NOVEMBER:  We had our first solo babysitting gig with the munchkins.  We had the now-four-year-old all to ourselves since his sister was already asleep.  Besides being scared to death that she might wake up and scream bloody murder since neither of us are Mommy or Daddy (she didn’t wake up), we had an awesome time.  We watch TV, we played games, we learned all about the Goo Jit Zu characters and watched all the Season 1 episodes at least twice.  It was a glorious night!

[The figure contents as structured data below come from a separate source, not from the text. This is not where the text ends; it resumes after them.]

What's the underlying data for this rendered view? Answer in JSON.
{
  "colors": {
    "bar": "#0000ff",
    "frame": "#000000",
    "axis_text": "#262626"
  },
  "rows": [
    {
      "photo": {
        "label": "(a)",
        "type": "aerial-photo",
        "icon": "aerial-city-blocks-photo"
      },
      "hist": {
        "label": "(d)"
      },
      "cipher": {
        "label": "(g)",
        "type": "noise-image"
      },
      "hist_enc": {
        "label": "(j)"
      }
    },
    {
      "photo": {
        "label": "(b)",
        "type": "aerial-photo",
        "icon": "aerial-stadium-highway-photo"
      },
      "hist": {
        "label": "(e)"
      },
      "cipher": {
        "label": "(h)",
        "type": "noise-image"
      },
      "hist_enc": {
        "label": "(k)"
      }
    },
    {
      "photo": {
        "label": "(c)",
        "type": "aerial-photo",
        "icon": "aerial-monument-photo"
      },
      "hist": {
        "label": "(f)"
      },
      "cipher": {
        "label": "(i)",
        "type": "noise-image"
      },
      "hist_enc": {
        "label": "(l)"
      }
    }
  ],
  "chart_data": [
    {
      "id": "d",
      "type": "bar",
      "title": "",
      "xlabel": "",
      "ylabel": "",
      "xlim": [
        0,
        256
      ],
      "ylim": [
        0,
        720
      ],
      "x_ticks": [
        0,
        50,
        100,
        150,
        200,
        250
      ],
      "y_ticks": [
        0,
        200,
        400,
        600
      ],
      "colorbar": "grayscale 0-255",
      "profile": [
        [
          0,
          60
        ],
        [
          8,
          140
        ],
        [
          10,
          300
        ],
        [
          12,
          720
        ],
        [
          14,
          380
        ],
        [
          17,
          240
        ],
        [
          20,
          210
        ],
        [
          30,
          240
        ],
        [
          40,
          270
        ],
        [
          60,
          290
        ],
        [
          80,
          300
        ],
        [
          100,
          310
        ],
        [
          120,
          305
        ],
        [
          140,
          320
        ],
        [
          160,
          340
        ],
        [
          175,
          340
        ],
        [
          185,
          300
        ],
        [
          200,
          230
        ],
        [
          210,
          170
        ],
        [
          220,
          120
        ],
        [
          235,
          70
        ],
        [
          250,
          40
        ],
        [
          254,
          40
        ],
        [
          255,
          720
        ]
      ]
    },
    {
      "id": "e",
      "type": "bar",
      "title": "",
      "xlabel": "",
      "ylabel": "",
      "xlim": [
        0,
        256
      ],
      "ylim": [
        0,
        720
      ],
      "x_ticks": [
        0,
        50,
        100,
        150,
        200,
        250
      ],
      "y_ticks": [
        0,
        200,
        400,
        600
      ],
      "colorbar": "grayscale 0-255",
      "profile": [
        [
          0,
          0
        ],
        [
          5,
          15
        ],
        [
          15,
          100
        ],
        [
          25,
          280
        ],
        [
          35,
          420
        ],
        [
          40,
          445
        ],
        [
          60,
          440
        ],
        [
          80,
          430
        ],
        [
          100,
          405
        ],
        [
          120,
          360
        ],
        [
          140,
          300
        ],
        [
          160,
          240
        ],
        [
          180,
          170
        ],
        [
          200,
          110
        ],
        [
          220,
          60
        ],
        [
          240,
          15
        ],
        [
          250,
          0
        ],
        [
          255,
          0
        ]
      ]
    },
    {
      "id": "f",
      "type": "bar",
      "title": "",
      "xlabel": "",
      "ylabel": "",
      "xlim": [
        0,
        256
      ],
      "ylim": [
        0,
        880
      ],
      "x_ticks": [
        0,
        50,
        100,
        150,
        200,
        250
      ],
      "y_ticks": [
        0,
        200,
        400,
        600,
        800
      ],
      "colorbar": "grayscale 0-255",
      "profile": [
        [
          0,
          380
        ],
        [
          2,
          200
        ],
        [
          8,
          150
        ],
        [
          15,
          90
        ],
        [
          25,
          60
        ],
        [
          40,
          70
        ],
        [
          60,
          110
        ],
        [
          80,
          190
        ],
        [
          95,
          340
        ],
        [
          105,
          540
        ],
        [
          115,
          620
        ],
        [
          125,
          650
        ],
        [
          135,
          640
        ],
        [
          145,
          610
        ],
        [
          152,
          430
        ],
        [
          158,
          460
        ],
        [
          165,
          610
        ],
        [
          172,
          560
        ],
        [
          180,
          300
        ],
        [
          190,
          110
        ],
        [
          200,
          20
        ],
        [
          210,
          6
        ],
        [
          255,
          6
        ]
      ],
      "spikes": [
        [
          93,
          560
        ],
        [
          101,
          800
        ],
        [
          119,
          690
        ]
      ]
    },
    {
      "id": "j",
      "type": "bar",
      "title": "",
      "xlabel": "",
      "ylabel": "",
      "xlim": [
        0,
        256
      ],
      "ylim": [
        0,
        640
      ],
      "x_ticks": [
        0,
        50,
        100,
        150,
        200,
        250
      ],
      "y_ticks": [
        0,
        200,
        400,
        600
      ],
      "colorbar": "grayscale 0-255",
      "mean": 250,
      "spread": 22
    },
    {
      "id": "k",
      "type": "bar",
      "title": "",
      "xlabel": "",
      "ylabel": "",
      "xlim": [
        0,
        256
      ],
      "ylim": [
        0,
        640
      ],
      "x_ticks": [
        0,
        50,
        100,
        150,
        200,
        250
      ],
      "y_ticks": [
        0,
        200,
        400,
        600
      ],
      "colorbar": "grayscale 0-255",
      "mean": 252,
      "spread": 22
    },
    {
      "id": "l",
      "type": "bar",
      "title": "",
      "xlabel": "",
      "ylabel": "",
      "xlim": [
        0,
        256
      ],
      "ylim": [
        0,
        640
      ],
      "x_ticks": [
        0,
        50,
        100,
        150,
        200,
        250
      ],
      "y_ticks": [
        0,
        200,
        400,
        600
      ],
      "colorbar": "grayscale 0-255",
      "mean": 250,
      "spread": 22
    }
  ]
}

DECEMBER:  I will admit that December was a tough month.  COVID hit too close to home.  But the year ended in wonderful fashion.  Throughout the pandemic, my major non-home activity was going to the grocery store.  I got to know the woman who helped out at the self-checkout area.  It’s not that we talked a lot.  We just had these brief weekly interactions that got more familiar and friendly over time.  We share little tiny bits of our life and I realized how much I appreciated her constancy.  I wrote up a little card to tell her so and put in a little holiday “cheer”.  Christmas Eve morning was a busy time at the grocery store but she made a point to come over to me during my checkout to wish me Happy Holidays.  I handed her the card, then, as she dashed off to help a customer.  A week later, on a much quieter New Year’s Eve morning, she came up to me at checkout and asked if she could give me a hug.  We spent a few minutes chatting.  She told me the card made her day.  I said giving it to her made mine.  I made a very real connection with another person.  Two people who only slightly intersect in each other’s lives took the time to recognize and embrace the humanity in each other.  And THAT’S how I want to remember 2021.